Malone, knowing that the first two of these trends threatens the value of his existing cable assets, is counting on constructing entities capable of meeting all the communication needs of his customers, and bargaining effectively with content providers. It may be the largest gamble he has ever taken, but betting against him is not a sure way to riches.
Then there is the health care-industry here, which accounts for about 17 percent of the U.S. economy. It is being roiled by Obamacare and a technological revolution that has made the sure hands of a surgeon in Switzerland available to a patient on the operating table in the deepest western U.S., no travel required. Throw in new requirements for capital-intensive record-keeping, and hospital reimbursements based on patient outcomes rather than costs incurred in treatment, and you have a wave of hospital mergers and consolidations that PwC partner and industry expert Dan Farrell predicts will continue in response to the need to “repurpose the healthcare system and change the clinical pathway.”
No surprise that some companies are unenthused about the possibility of being acquired. Sergio Marchionne, chief executive of Fiat Chrysler, is convinced that consolidation of the auto industry is required if it is not to compete away its profits. So he made an unwanted advance to CEO Mary Barra’s GM, suggesting they merge their companies. Ms. Barra and her board rejected Marchionne’s suit -- “We are committed to our own plan.”
The attempt by Monsanto to force a shot-gun wedding with Syngenta has also been met with cold indifference by the intended bride. The bid ($45 billion, a 43 percent premium over the pre-merger-talk price of Syngenta shares) is, the pursued company says, “grossly inadequate” and, anyhow, when the time comes for anyone objecting to speak his piece, many voices will be heard. Antitrust regulators here and abroad will certainly want time to review the effects on competition. And because this would be structured as a tax inversion deal, the combined company to re-domicile in London to avoid U.S. taxes, leading senators are already objecting, with the Treasury Department certain to join in efforts to derail any such deal.
There are two often-unnoticed consequences of all of this deal-making. When 1+1=1, a single surviving company, it needs only one chief financial officer (CFO). And that is usually the CFO of the acquiring company, leaving his or her counterpart out in the cold, warmed only by a generous severance package.

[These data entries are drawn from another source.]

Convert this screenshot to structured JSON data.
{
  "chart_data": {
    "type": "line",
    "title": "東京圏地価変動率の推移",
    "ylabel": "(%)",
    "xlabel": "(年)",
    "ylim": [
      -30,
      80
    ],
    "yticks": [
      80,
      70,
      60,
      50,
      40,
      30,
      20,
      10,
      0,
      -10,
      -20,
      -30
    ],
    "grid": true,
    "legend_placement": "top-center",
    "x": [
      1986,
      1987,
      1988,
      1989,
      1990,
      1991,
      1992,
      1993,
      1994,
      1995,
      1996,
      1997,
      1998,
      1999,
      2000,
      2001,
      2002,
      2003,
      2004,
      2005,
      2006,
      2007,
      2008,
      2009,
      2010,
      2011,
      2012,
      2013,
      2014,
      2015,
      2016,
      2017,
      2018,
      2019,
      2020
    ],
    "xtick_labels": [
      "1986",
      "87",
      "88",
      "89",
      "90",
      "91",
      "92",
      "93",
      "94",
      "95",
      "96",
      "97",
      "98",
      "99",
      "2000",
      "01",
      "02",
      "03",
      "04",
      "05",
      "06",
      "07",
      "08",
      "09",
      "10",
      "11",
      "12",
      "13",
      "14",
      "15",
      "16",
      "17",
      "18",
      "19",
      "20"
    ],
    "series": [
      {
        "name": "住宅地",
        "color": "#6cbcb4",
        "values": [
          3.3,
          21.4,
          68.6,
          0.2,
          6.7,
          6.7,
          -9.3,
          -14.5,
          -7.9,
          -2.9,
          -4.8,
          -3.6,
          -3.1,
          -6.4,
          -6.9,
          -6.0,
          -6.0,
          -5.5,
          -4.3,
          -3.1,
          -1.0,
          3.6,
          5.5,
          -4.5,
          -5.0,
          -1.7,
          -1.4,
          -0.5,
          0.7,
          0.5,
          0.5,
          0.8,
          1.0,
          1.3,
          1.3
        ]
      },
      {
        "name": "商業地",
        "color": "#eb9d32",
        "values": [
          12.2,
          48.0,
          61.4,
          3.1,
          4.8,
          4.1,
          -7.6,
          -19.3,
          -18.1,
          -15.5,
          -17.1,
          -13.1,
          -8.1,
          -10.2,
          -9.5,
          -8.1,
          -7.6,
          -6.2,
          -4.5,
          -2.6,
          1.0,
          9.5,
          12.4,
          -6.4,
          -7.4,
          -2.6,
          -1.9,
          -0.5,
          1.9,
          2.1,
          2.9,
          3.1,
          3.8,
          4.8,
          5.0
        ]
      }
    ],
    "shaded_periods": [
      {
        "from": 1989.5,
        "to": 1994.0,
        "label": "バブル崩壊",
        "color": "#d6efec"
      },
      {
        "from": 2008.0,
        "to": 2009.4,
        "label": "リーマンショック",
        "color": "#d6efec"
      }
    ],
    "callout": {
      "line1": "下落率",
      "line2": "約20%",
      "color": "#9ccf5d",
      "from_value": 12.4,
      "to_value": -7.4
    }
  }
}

Regulators, on the other hand, find themselves busier than ever. The large number of deals requiring regulatory review by U.S. authorities is so great that the decision whether to intervene or wave a deal through now takes ten months, compared with seven in past years. That delay can cause potential merger partners to abandon hope, and cancel their plans, Somehow, every economic trend has one by-product government grows.